Hierstetter: Nein, das halte ich für puren Aktionismus. Der Staat sollte meiner Meinung nach erst dann eingreifen, wenn es auch etwas zu reglementieren gibt. Klar, dann ist das Kind schon in den Brunnen gefallen, sagen dann die anderen, und dass man vorher hätte einschreiten sollen. Aber immer a priori den Teufel an die Wand zu malen, schadet der Innovationskraft.

Vielleicht muss man die Dinge auch differenziert sehen. Etwa beim hochskalieren von Bildern mittels KI gibt es doch kaum Risiken. Muss überall der Staat jetzt genauer hinschauen? Die Frage ist ja auch, ob das international gesehen kontrollierbar sein wird.

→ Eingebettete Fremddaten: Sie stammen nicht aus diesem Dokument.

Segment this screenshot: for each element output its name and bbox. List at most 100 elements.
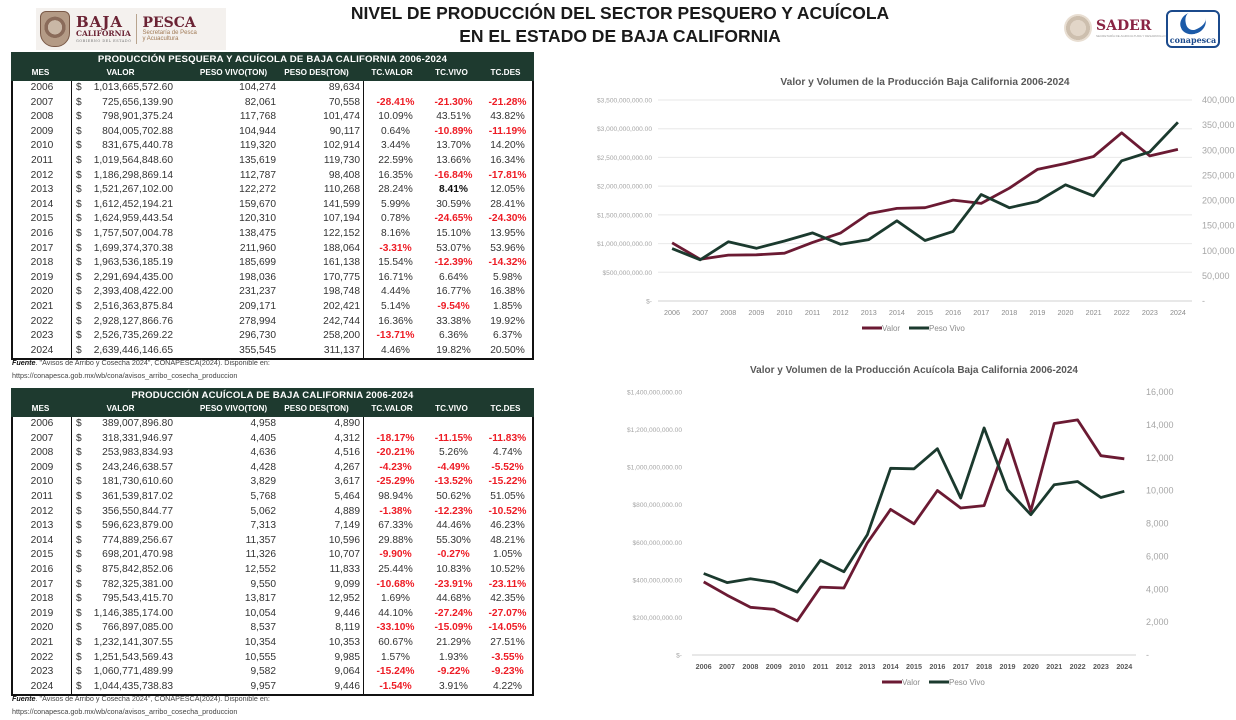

Hierstetter: Hinschauen soll der Staat natürlich, das ist ja auch mit seine Aufgabe. Ich denke aber, dass wir bereits jetzt ausreichend Gesetze haben, die uns schützen. Nur weil jemand KI nutzt, um zum Beispiel unlauteren Wettbewerbsvorteil zu erlangen, braucht es ja keine neuen Gesetze. Viel komplizierter ist natürlich die Frage, wie man vorgeht, wenn KI-Modelle mit Daten und Werken von Dritten trainiert werden. Die Gefahr ist hier, das Augenmaß zu verlieren bei der Frage: Was ist sinnvoll, wann schießen wir über das Ziel hinaus. Ich bin froh, diese Frage nicht beantworten zu müssen. 

Es wird ja immer so getan, als würde die KI nun fast jeden Lebensbereich durchdringen. Welche Erfindung fanden Sie denn bis jetzt am sinnlosesten?

Hierstetter: Schwierig finde ich KI-basierte Technologie immer dann, wenn Sie uns selbständiges Denken abgewöhnt. Ich brauche keinen Kühlschrank, der automatisch bei Knuspr.de, Flaschenpost oder Amazon Fresh Milch kauft.